07 April 2008


On Saturday night Eric and I went over to Phil and Annemarie's house for dinner and games. Phil happens to be the branch president. He is crazy about games, and he's a big-time trash-talker. He kind of reminds me of Andrew. Because here he is rubbing it in that you lost a die, yet he only has one left. I guess if you take it seriously it could be really annoying. But we were warned, so we felt justified and just dishing it right back. It was a fun time!

Phil and Annemarie have three really cute kids. One of them is four, and his name is Jared. Yes, stories are coming.

This is paua (pronounced pow-uh). It grows in the ocean. (In America it's called abalone.) You can go diving for it. Just pick it up, and if you are fast enough, the little muscle-like creatures won't attach themselves to the nearest rock. Paua are useful for two things: one, the meat is very tasty (or so I'm told) and two, their shells are really beautiful. Somebody in the household had gone out and caught a couple of paua and placed them in a bowl for later consumption. These paua were still alive, and of course this was very fascinating to the little boys, especially Jared. Phil brought the bowl of paua over to me so that I could see them, and they happened to be very active at the time, moving around quite a bit. It's rather difficult to explain how they move since they live in shells and are invertebrates but the best description is that they were flexing.

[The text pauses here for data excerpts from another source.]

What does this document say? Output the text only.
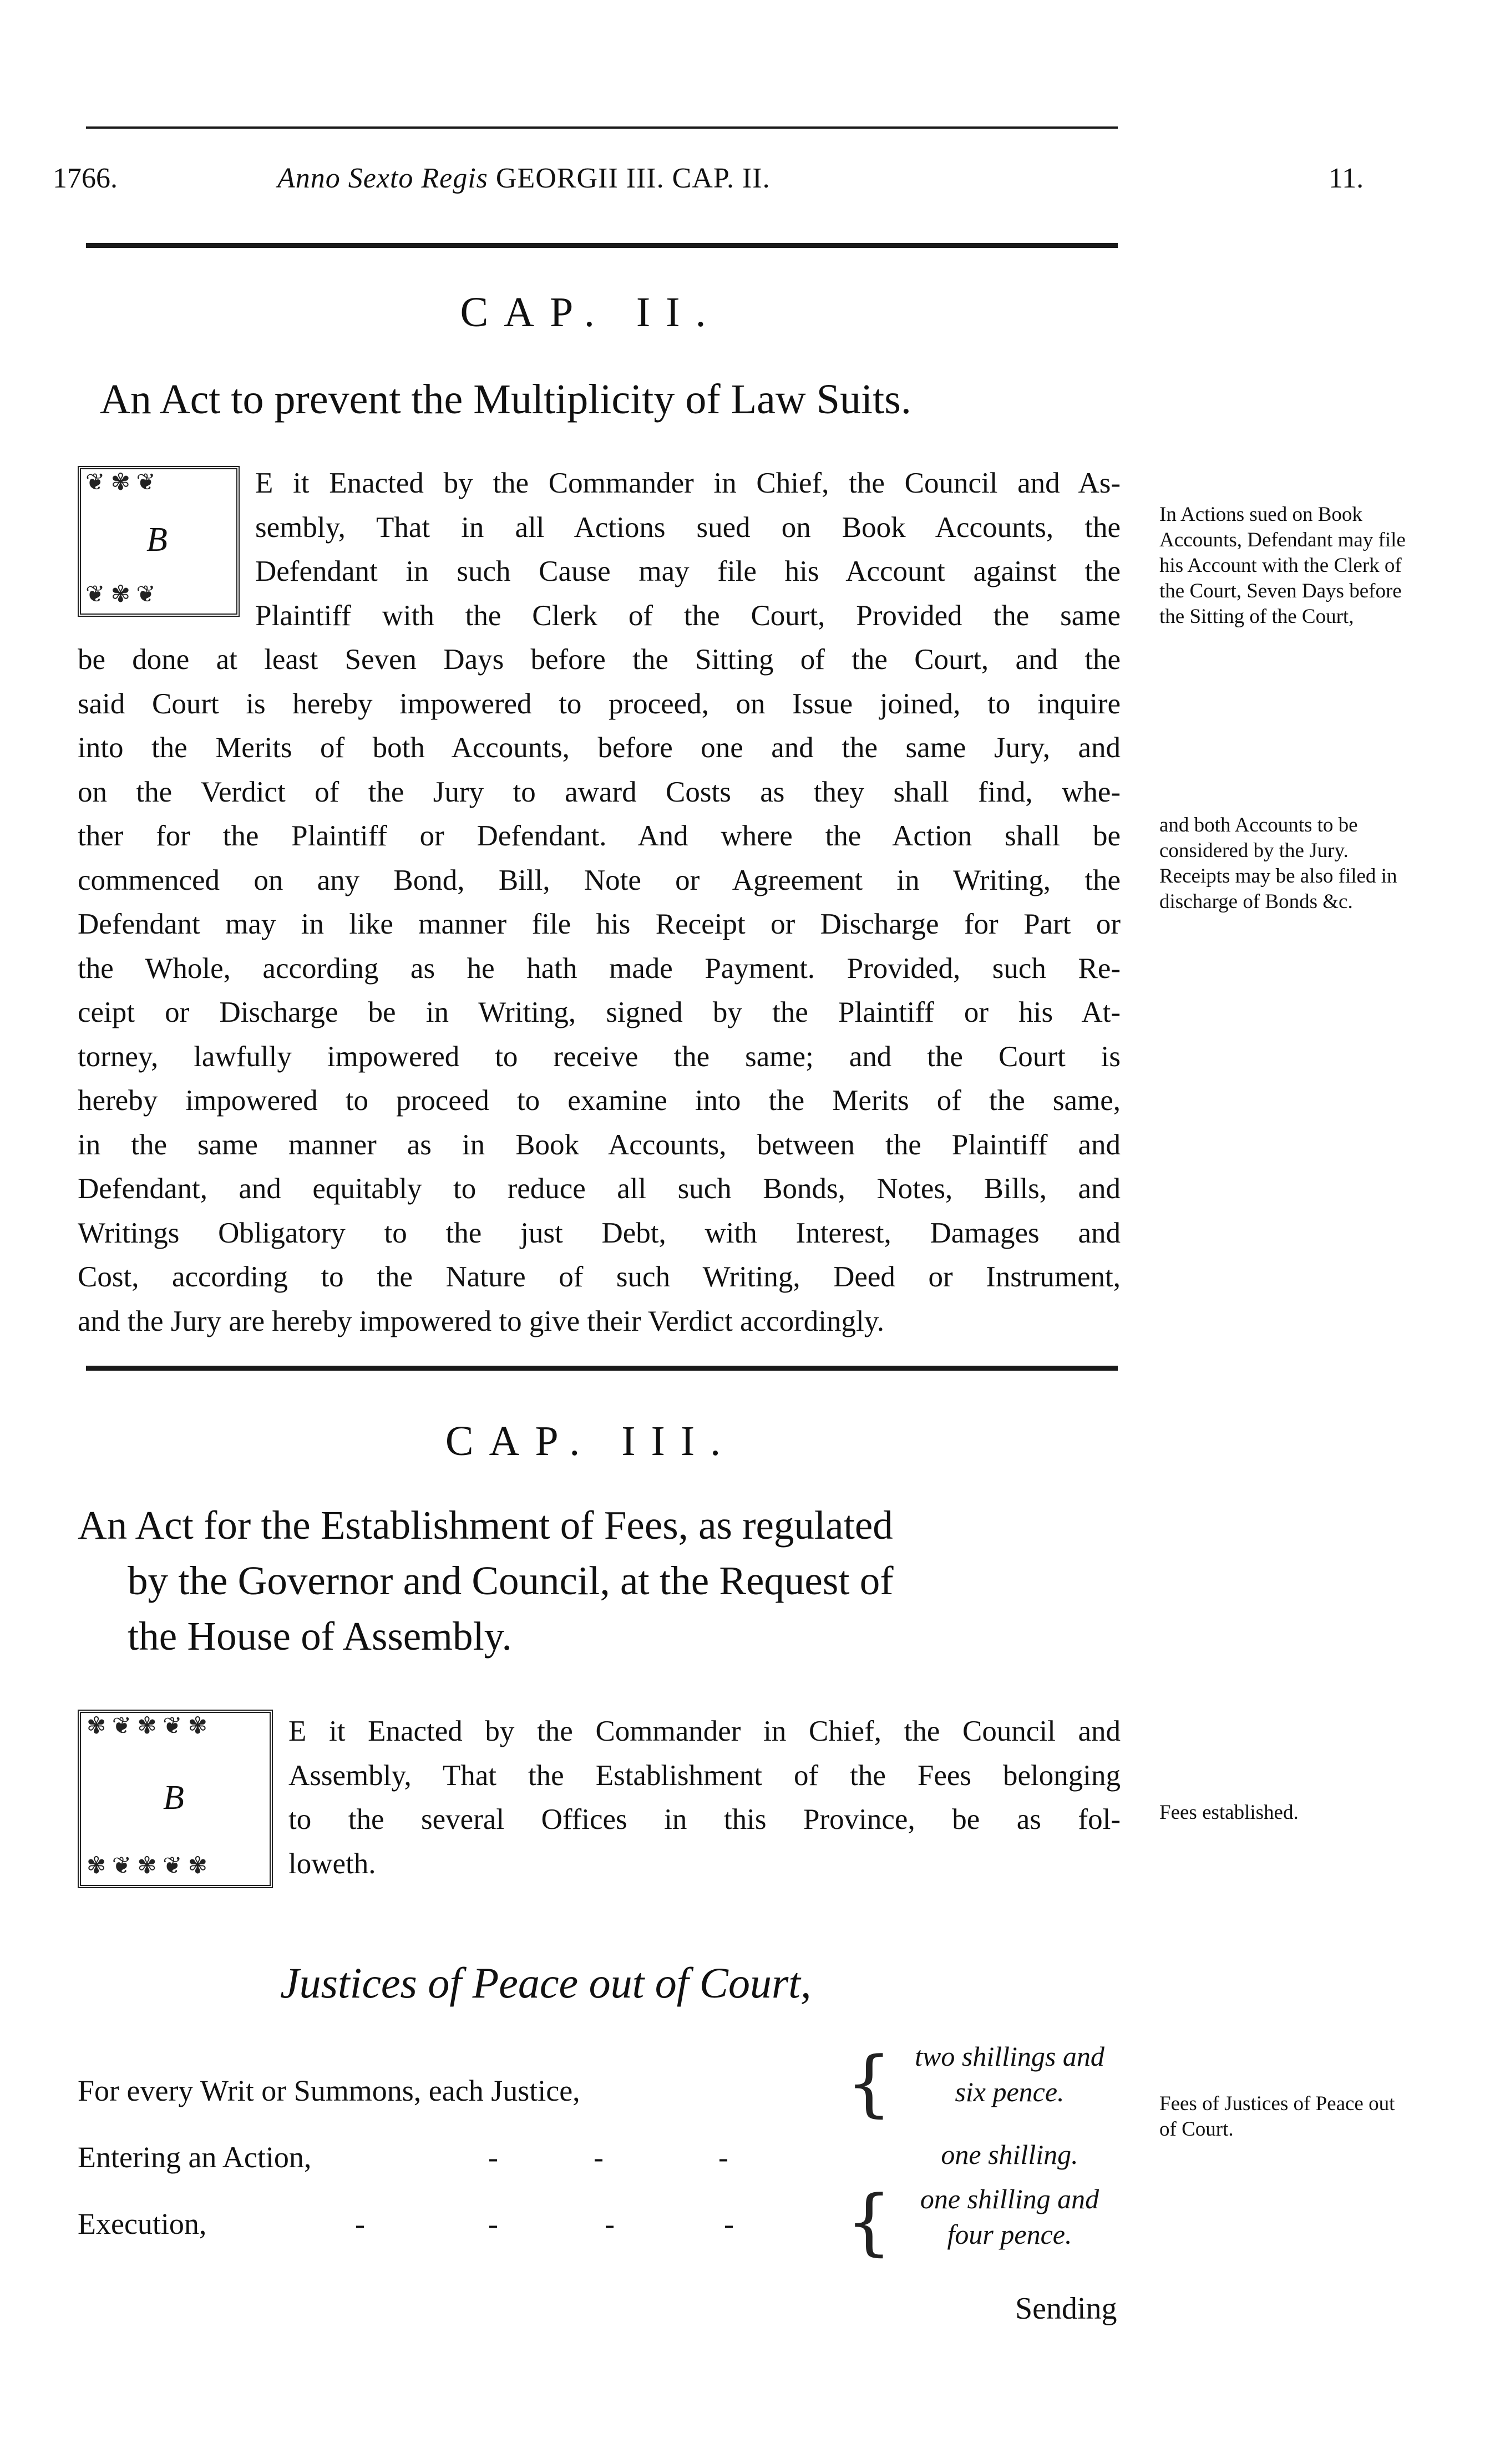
1766.	Anno Sexto Regis GEORGII III. CAP. II.	11.
CAP. II.
An Act to prevent the Multiplicity of Law Suits.
❦ ✾ ❦
❦ ✾ ❦
B
E it Enacted by the Commander in Chief, the Council and As-
sembly, That in all Actions sued on Book Accounts, the
Defendant in such Cause may file his Account against the
Plaintiff with the Clerk of the Court, Provided the same
be done at least Seven Days before the Sitting of the Court, and the
said Court is hereby impowered to proceed, on Issue joined, to inquire
into the Merits of both Accounts, before one and the same Jury, and
on the Verdict of the Jury to award Costs as they shall find, whe-
ther for the Plaintiff or Defendant. And where the Action shall be
commenced on any Bond, Bill, Note or Agreement in Writing, the
Defendant may in like manner file his Receipt or Discharge for Part or
the Whole, according as he hath made Payment. Provided, such Re-
ceipt or Discharge be in Writing, signed by the Plaintiff or his At-
torney, lawfully impowered to receive the same; and the Court is
hereby impowered to proceed to examine into the Merits of the same,
in the same manner as in Book Accounts, between the Plaintiff and
Defendant, and equitably to reduce all such Bonds, Notes, Bills, and
Writings Obligatory to the just Debt, with Interest, Damages and
Cost, according to the Nature of such Writing, Deed or Instrument,
and the Jury are hereby impowered to give their Verdict accordingly.
In Actions sued on Book Accounts, Defendant may file his Account with the Clerk of the Court, Seven Days before the Sitting of the Court,
and both Accounts to be considered by the Jury. Receipts may be also filed in discharge of Bonds &c.
CAP. III.
An Act for the Establishment of Fees, as regulated
by the Governor and Council, at the Request of
the House of Assembly.
✾ ❦ ✾ ❦ ✾
✾ ❦ ✾ ❦ ✾
B
E it Enacted by the Commander in Chief, the Council and
Assembly, That the Establishment of the Fees belonging
to the several Offices in this Province, be as fol-
loweth.
Fees established.
Justices of Peace out of Court,
For every Writ or Summons, each Justice,	{ two shillings and
six pence.
Entering an Action,	-	-	-	one shilling.
Execution,	-	-	-	- {	one shilling and
four pence.
Fees of Justices of Peace out of Court.
Sending
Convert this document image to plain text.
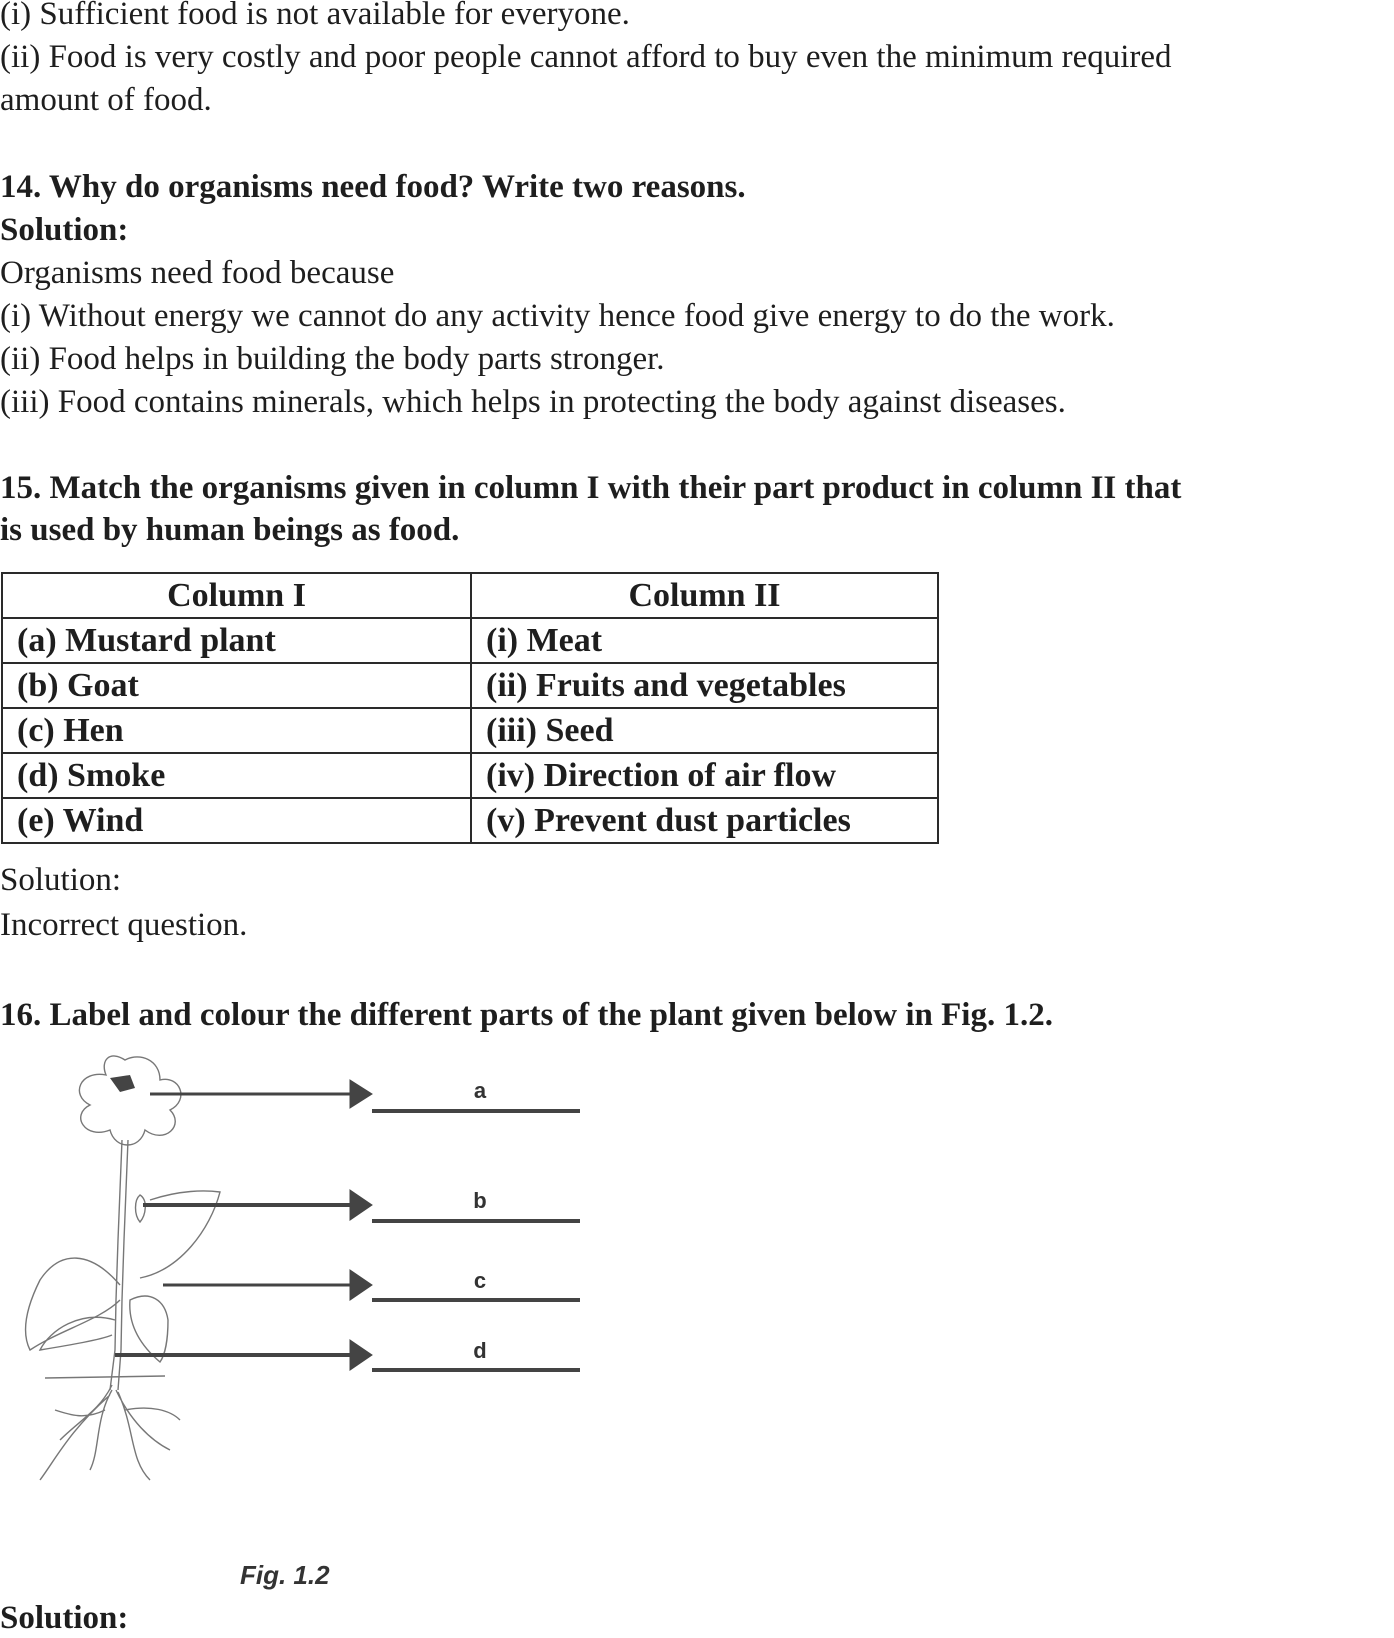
(i) Sufficient food is not available for everyone.
(ii) Food is very costly and poor people cannot afford to buy even the minimum required
amount of food.
14. Why do organisms need food? Write two reasons.
Solution:
Organisms need food because
(i) Without energy we cannot do any activity hence food give energy to do the work.
(ii) Food helps in building the body parts stronger.
(iii) Food contains minerals, which helps in protecting the body against diseases.
15. Match the organisms given in column I with their part product in column II that
is used by human beings as food.
Column I	Column II
(a) Mustard plant	(i) Meat
(b) Goat	(ii) Fruits and vegetables
(c) Hen	(iii) Seed
(d) Smoke	(iv) Direction of air flow
(e) Wind	(v) Prevent dust particles
Solution:
Incorrect question.
16. Label and colour the different parts of the plant given below in Fig. 1.2.
a
b
c
d
Fig. 1.2
Solution:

Anyway, cute little Jared was touching the paua and encouraging me to do the same. As you might expect, I was not keen to touch the black, gooey thing. So, I told Jared that I really didn't want to, and he told me, "But he likes it." Jared continued to enumerate to me all the wonders of paua, how yummy they are and such. This was funny because when he first showed them to me, I asked him if he had ever had it, but he said that he hadn't. As the conversation continued, Jared told me how to prepare paua. "Scoop it out of the shell. Put it in a pan. Turn on the stove so it gets hot. Let the paua get hot in the pan until it is cooked, " and so on. The funny thing was, when I asked how to cook it, my question was directed to a grown-up and I pretty much missed the answer, except I think it can involve coconut milk.

And, the best of all. When I asked Jared what his favorite food was, he assured me, of course, that it was paua.

I don't think that story translate very well written down, but this kid was darn funny! And cute. And, his mom told me that he has had paua, and she's pretty sure it wasn't his favorite food.